Having things explode in our faces or fall on our heads is a family pastime at my home. Fortunately, we’ve always made it out unscathed, so I can fondly remember event after accidental event. That reminds me of this one time my mother decided it was due season to defrost the freezer; it did have, after all, an inch of ice packed on each wall.
This was back when we were renting a three-bedroom apartment in a small town north of Barcelona. The apartment had been furnished in the early seventies with a wall-to-wall wood motif which we quickly dismantled and chucked into the nearest bin. The only working appliance in the kitchen was a refrigerator that barely reached our shoulders but proved to be sufficient for our small stomachs.

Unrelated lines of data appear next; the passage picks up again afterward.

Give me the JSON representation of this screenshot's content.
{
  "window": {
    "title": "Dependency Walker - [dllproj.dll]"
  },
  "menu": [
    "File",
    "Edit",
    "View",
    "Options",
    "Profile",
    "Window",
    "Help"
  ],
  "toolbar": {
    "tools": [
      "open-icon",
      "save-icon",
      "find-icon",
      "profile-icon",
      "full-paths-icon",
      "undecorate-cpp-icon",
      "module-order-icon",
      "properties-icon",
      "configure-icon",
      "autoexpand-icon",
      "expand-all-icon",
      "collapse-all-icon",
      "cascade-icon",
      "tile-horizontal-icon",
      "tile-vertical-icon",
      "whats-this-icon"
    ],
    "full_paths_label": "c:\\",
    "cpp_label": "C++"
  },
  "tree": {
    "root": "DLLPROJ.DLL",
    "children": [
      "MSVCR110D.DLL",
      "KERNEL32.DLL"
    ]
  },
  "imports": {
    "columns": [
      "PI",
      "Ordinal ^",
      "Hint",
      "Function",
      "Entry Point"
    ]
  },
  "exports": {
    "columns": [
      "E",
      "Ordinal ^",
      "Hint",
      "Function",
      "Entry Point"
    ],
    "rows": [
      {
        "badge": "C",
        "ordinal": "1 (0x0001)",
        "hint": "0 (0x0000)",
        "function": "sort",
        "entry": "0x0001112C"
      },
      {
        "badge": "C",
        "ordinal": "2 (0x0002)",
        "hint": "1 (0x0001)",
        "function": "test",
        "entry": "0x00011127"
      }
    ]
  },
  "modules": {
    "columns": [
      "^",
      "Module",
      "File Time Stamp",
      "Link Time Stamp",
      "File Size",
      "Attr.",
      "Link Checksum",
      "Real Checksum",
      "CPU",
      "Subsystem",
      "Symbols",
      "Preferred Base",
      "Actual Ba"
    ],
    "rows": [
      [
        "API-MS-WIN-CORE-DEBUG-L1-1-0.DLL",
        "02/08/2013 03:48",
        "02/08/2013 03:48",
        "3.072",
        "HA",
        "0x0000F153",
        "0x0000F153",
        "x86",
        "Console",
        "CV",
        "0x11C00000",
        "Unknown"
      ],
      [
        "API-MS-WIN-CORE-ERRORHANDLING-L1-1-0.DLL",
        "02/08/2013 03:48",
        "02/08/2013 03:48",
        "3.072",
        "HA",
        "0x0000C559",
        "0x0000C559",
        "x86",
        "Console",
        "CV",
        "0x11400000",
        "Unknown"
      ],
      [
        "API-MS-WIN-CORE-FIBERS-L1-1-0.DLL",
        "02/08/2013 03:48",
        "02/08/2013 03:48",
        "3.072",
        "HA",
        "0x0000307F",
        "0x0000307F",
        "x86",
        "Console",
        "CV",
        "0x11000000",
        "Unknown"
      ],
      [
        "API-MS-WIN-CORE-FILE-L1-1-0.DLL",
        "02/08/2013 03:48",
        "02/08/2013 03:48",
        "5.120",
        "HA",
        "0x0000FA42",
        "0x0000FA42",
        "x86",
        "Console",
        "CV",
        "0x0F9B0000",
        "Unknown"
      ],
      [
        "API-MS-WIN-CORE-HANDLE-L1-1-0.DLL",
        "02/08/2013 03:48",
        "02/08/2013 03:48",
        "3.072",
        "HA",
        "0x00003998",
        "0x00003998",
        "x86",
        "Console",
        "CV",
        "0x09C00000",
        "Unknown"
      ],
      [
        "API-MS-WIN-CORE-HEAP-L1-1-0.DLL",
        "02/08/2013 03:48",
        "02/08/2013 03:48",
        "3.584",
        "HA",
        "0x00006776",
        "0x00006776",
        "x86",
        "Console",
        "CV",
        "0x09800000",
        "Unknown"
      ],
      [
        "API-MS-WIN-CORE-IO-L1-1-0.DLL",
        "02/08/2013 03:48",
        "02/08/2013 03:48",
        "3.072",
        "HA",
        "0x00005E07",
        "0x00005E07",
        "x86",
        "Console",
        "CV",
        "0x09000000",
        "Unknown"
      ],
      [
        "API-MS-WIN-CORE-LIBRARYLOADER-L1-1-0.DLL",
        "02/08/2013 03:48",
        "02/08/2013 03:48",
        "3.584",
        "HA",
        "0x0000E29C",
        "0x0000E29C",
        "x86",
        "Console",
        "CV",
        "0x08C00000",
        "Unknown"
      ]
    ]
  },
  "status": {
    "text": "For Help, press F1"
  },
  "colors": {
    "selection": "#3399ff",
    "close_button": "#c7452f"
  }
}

I remember that fateful day I came back from school and found my mother standing in front of the unplugged fridge, frozen goods strewn over the counter, mallet and butter knife in hand.
I asked her what she was planning on doing, and she announced with absolute resolution that she was defrosting the refrigerator.
“So you’re going to chisel it away?”
“Yes,” she answered.
“With a butter knife.”
“I know what I’m doing!” She said and waved me away with the mallet.
I could only imagine where this would go, so I decided to drop the subject and switched on the TV. I could clearly hear her banging, and every so often I heard the thud of a block of ice falling and her scrambling to pick it up and toss it in the sink. The work was clearly laborious so I insisted on helping her out.
“Oh, alright! Here,” she said as she handed me the mallet and makeshift chisel, “But be very careful when you hit it. Keep the knife at an angle and don’t hit it too hard or you might burst one of the gas pipes.”
Now that was an unexpected responsibility.
As a nervous drop of sweat ran down my temple, my mother stood behind me and observed how I carefully picked away at the ice in the freezer. Unsatisfied with my meagre shavings, she pried the tools out of my hands and scolded me for being too afraid.
“We’ll never finish at this rate,” she said as she set the knife in place.
And so, as I helplessly watched in time-lapse horror, my mother pounded the butter knife clean through the wall of the fridge and a white burst of gas immediately spewed out into her face. I still remember her blood-curdling screams to this day and, I must admit, my roaring laughter.
The fridge was irreparable, so we furtively disposed of it cloaked in night shadows. That evening we ate all the frozen food we could stuff into our bellies, and the next morning my mother ran to the store to buy a replacement refrigerator.
We learned a valuable lesson, and from then on we defrost the freezer with patience and a hairdryer.